What drives its running cost
At 4 cu ft, the Bosch WTG86403UC is a small clothes dryer for its class, which spans 3.8 to 9.2 cu ft with a median of 7.4 cu ft, and smaller clothes dryer models generally cost less to run for the same job, all else being equal. The CEF of 2.68 on this model, below the class median of 3.93, measures combined energy factor; it is the number to compare directly against another model's CEF if capacity is similar.
- Heat source and Combined Energy Factor (CEF). Heat-pump dryers recycle heat instead of generating it fresh with a resistance coil, and typically use meaningfully less electricity per load than a conventional resistance dryer, at the cost of a longer cycle; CEF is the federal figure that captures this.

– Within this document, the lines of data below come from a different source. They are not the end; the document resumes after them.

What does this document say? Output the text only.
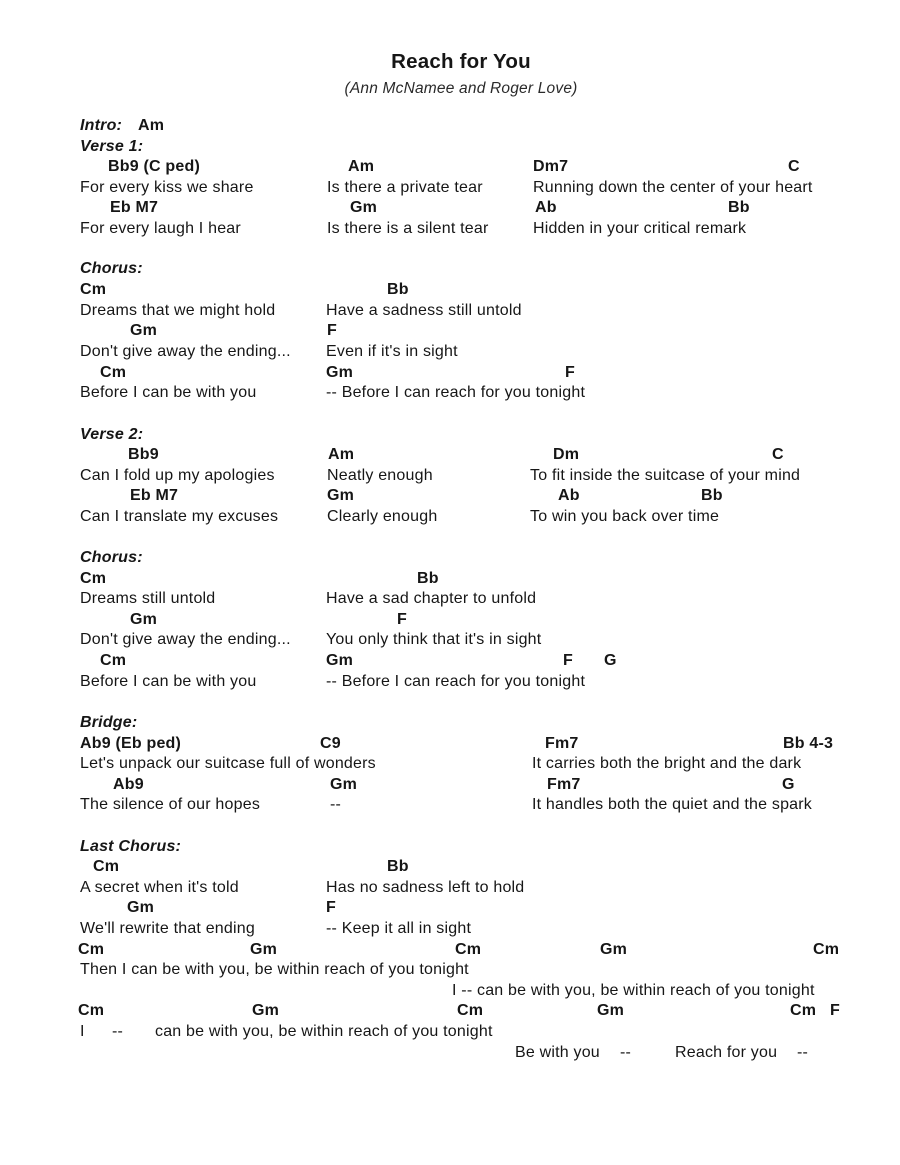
Reach for You
(Ann McNamee and Roger Love)
Intro: Am
Verse 1:
Bb9 (C ped)	Am	Dm7	C
For every kiss we share	Is there a private tear	Running down the center of your heart
Eb M7	Gm	Ab	Bb
For every laugh I hear	Is there is a silent tear	Hidden in your critical remark
Chorus:
Cm	Bb
Dreams that we might hold	Have a sadness still untold
Gm	F
Don't give away the ending... Even if it's in sight
Cm	Gm	F
Before I can be with you	-- Before I can reach for you tonight
Verse 2:
Bb9	Am	Dm	C
Can I fold up my apologies	Neatly enough	To fit inside the suitcase of your mind
Eb M7	Gm	Ab	Bb
Can I translate my excuses	Clearly enough	To win you back over time
Chorus:
Cm	Bb
Dreams still untold	Have a sad chapter to unfold
Gm	F
Don't give away the ending... You only think that it's in sight
Cm	Gm	F G
Before I can be with you	-- Before I can reach for you tonight
Bridge:
Ab9 (Eb ped)	C9	Fm7	Bb 4-3
Let's unpack our suitcase full of wonders	It carries both the bright and the dark
Ab9	Gm	Fm7	G
The silence of our hopes	--	It handles both the quiet and the spark
Last Chorus:
Cm	Bb
A secret when it's told	Has no sadness left to hold
Gm	F
We'll rewrite that ending	-- Keep it all in sight
Cm	Gm	Cm	Gm	Cm
Then I can be with you, be within reach of you tonight
I -- can be with you, be within reach of you tonight
Cm	Gm	Cm	Gm	Cm F
I -- can be with you, be within reach of you tonight
Be with you --	Reach for you --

- Drum capacity. A larger drum can dry a bigger load per cycle, but it also usually needs more energy per cycle to heat the extra air volume.
Common questions
Is the Bosch WTG86403UC cheap to run?
Yes. Its $59/yr running cost puts it at rank #79 of 615, below what most clothes dryer models we track cost to run.

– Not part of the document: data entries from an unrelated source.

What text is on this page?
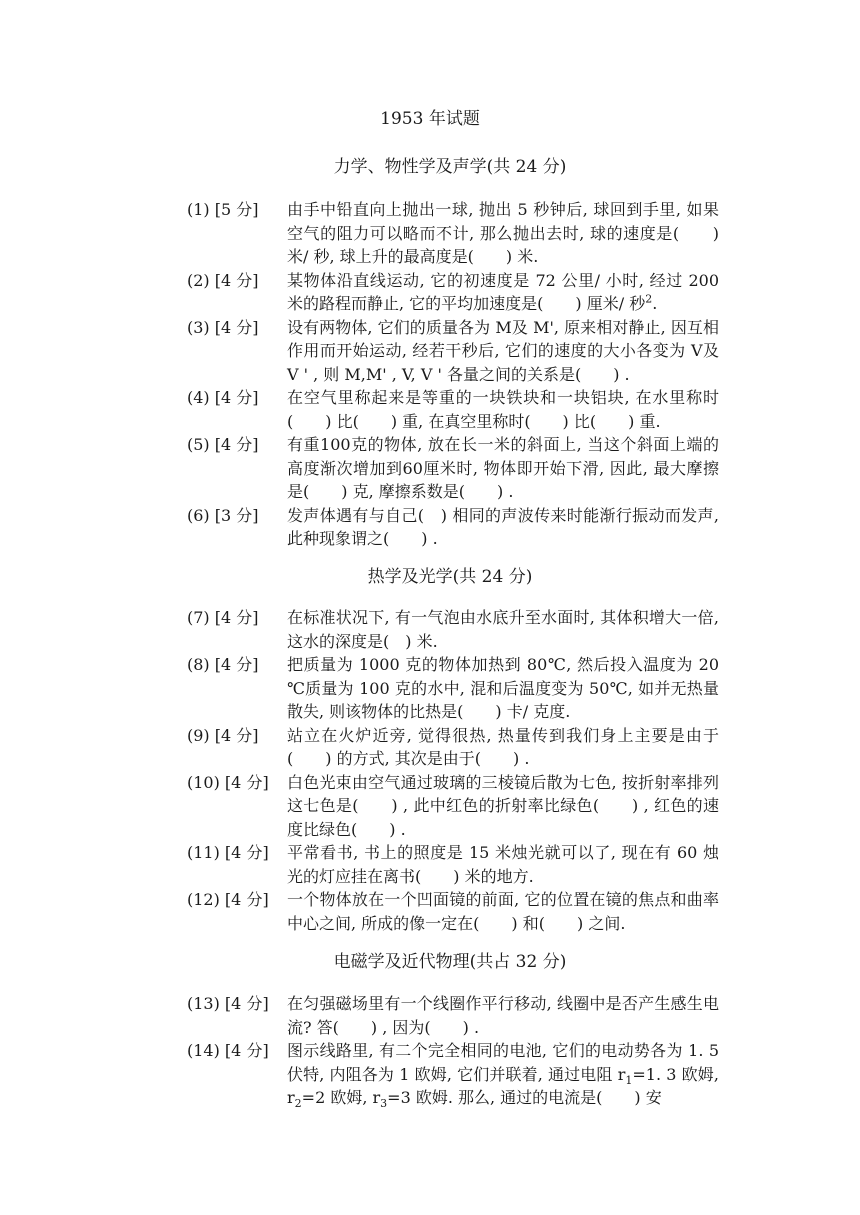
1953 年试题
力学、物性学及声学(共 24 分)
(1) [5 分]	由手中铅直向上抛出一球, 抛出 5 秒钟后, 球回到手里, 如果空气的阻力可以略而不计, 那么抛出去时, 球的速度是(　　) 米/ 秒, 球上升的最高度是(　　) 米.
(2) [4 分]	某物体沿直线运动, 它的初速度是 72 公里/ 小时, 经过 200 米的路程而静止, 它的平均加速度是(　　) 厘米/ 秒$^2$.
(3) [4 分]	设有两物体, 它们的质量各为 M及 M', 原来相对静止, 因互相作用而开始运动, 经若干秒后, 它们的速度的大小各变为 V及 V ' , 则 M,M' , V, V ' 各量之间的关系是(　　) .
(4) [4 分]	在空气里称起来是等重的一块铁块和一块铝块, 在水里称时(　　) 比(　　) 重, 在真空里称时(　　) 比(　　) 重.
(5) [4 分]	有重100克的物体, 放在长一米的斜面上, 当这个斜面上端的高度渐次增加到60厘米时, 物体即开始下滑, 因此, 最大摩擦是(　　) 克, 摩擦系数是(　　) .
(6) [3 分]	发声体遇有与自己(　) 相同的声波传来时能渐行振动而发声, 此种现象谓之(　　) .
热学及光学(共 24 分)
(7) [4 分]	在标准状况下, 有一气泡由水底升至水面时, 其体积增大一倍, 这水的深度是(　) 米.
(8) [4 分]	把质量为 1000 克的物体加热到 80℃, 然后投入温度为 20 ℃质量为 100 克的水中, 混和后温度变为 50℃, 如并无热量散失, 则该物体的比热是(　　) 卡/ 克度.
(9) [4 分]	站立在火炉近旁, 觉得很热, 热量传到我们身上主要是由于(　　) 的方式, 其次是由于(　　) .
(10) [4 分]	白色光束由空气通过玻璃的三棱镜后散为七色, 按折射率排列这七色是(　　) , 此中红色的折射率比绿色(　　) , 红色的速度比绿色(　　) .
(11) [4 分]	平常看书, 书上的照度是 15 米烛光就可以了, 现在有 60 烛光的灯应挂在离书(　　) 米的地方.
(12) [4 分]	一个物体放在一个凹面镜的前面, 它的位置在镜的焦点和曲率中心之间, 所成的像一定在(　　) 和(　　) 之间.
电磁学及近代物理(共占 32 分)
(13) [4 分]	在匀强磁场里有一个线圈作平行移动, 线圈中是否产生感生电流? 答(　　) , 因为(　　) .
(14) [4 分]	图示线路里, 有二个完全相同的电池, 它们的电动势各为 1. 5 伏特, 内阻各为 1 欧姆, 它们并联着, 通过电阻 $r_1=1$. 3 欧姆, $r_2=2$ 欧姆, $r_3=3$ 欧姆. 那么, 通过的电流是(　　) 安
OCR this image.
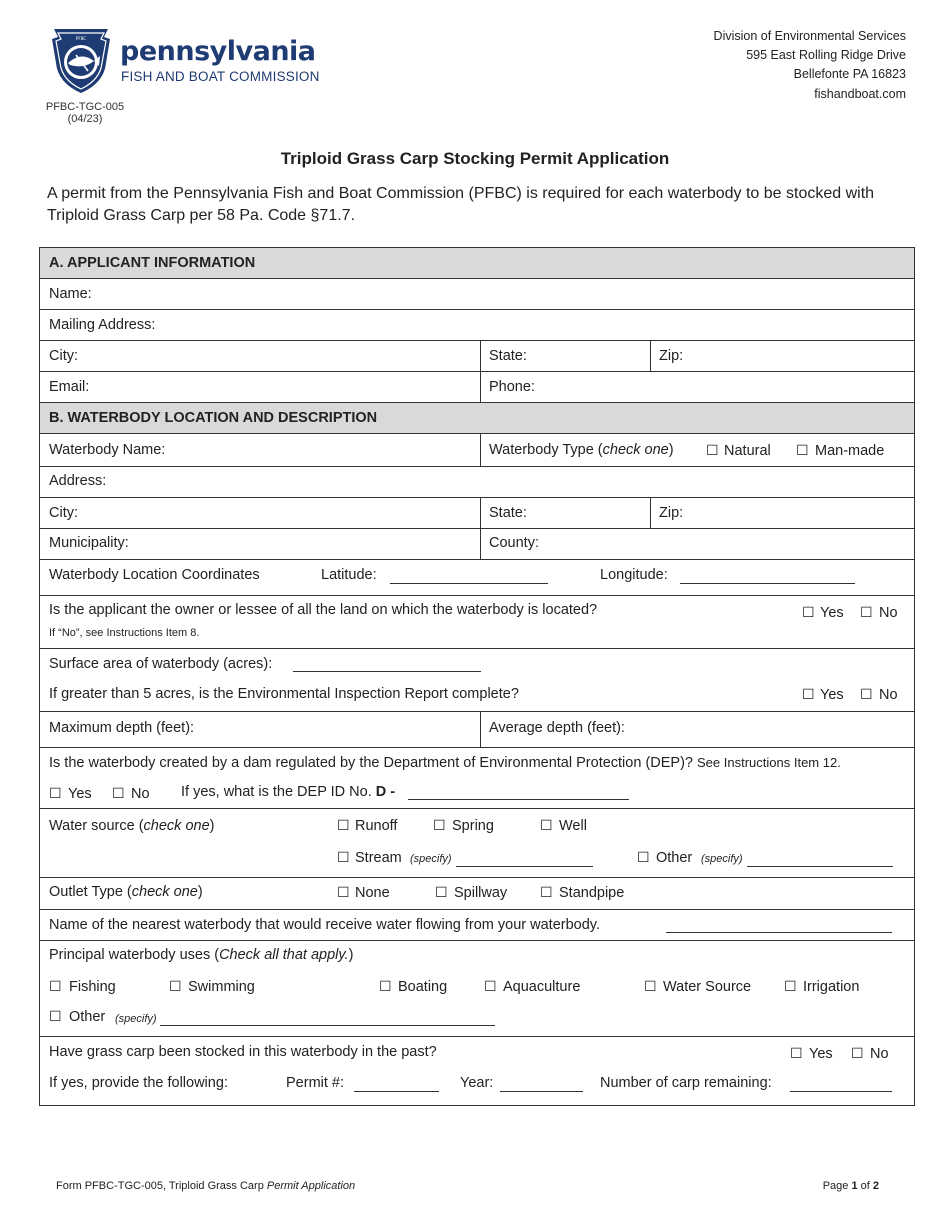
PFBC pennsylvania
FISH AND BOAT COMMISSION
PFBC-TGC-005
(04/23)
Division of Environmental Services
595 East Rolling Ridge Drive
Bellefonte PA 16823
fishandboat.com
Triploid Grass Carp Stocking Permit Application
A permit from the Pennsylvania Fish and Boat Commission (PFBC) is required for each waterbody to be stocked with Triploid Grass Carp per 58 Pa. Code §71.7.
A. APPLICANT INFORMATION
Name:
Mailing Address:
City:	State:	Zip:
Email:	Phone:
B. WATERBODY LOCATION AND DESCRIPTION
Waterbody Name:	Waterbody Type (check one) ☐ Natural ☐ Man-made
Address:
City:	State:	Zip:
Municipality:	County:
Waterbody Location Coordinates	Latitude:	Longitude:
Is the applicant the owner or lessee of all the land on which the waterbody is located?
If “No”, see Instructions Item 8.
☐ Yes ☐ No
Surface area of waterbody (acres):
If greater than 5 acres, is the Environmental Inspection Report complete?	☐ Yes ☐ No
Maximum depth (feet):	Average depth (feet):
Is the waterbody created by a dam regulated by the Department of Environmental Protection (DEP)? See Instructions Item 12.
☐ Yes ☐ No If yes, what is the DEP ID No. D -
Water source (check one)	☐ Runoff	☐ Spring	☐ Well
☐ Stream (specify)	☐ Other (specify)
Outlet Type (check one)	☐ None	☐ Spillway ☐ Standpipe
Name of the nearest waterbody that would receive water flowing from your waterbody.
Principal waterbody uses (Check all that apply.)
☐ Fishing	☐ Swimming	☐ Boating	☐ Aquaculture	☐ Water Source ☐ Irrigation
☐ Other (specify)
Have grass carp been stocked in this waterbody in the past?	☐ Yes ☐ No
If yes, provide the following:	Permit #:	Year:	Number of carp remaining:
Form PFBC-TGC-005, Triploid Grass Carp Permit Application	Page 1 of 2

How much does the Bosch WTG86403UC cost per month?
About $4.9 a month, which is the $59 annual estimate spread across twelve months at the US average rate of $0.1856/kWh. Your own bill scales with your local electricity rate and how heavily you use it.
How is this running-cost figure calculated?
The formula is annual kWh times price per kWh: 317 kWh from ENERGY STAR times the US average of $0.1856/kWh comes to about $59 a year. It covers electricity only, not the purchase price, water, or installation.
How efficient is the Bosch WTG86403UC for its size?
72nd percentile once size is factored in. That means its size-adjusted efficiency is a real factor in the running-cost figure above; its capacity plays a large role too.
Cheaper to run in the same class
| Rank | Model | Cost/yr |
|---|---|---|
| 65 | Electrolux ELFE4222***4 cu ft | $59 |
| 64 | Electrolux ELFE422C***4 cu ft | $59 |
| 63 | Ge GFT14JS*M***4.1 cu ft | $59 |
| 62 | Ge GFT14ES*M***4.1 cu ft | $59 |
| 61 | Lg Signature WM9998H*A5.8 cu ft | $58 |
Source
ES_31649_WTG86403UC_05132020082954_2579461View certified clothes dryer listingsENERGY STAR data as of July 2026Bosch and WTG86403UC are used here for identification only and are not endorsements. Figures are computed by WattWise Labs from public ENERGY STAR data, not measured in our own lab.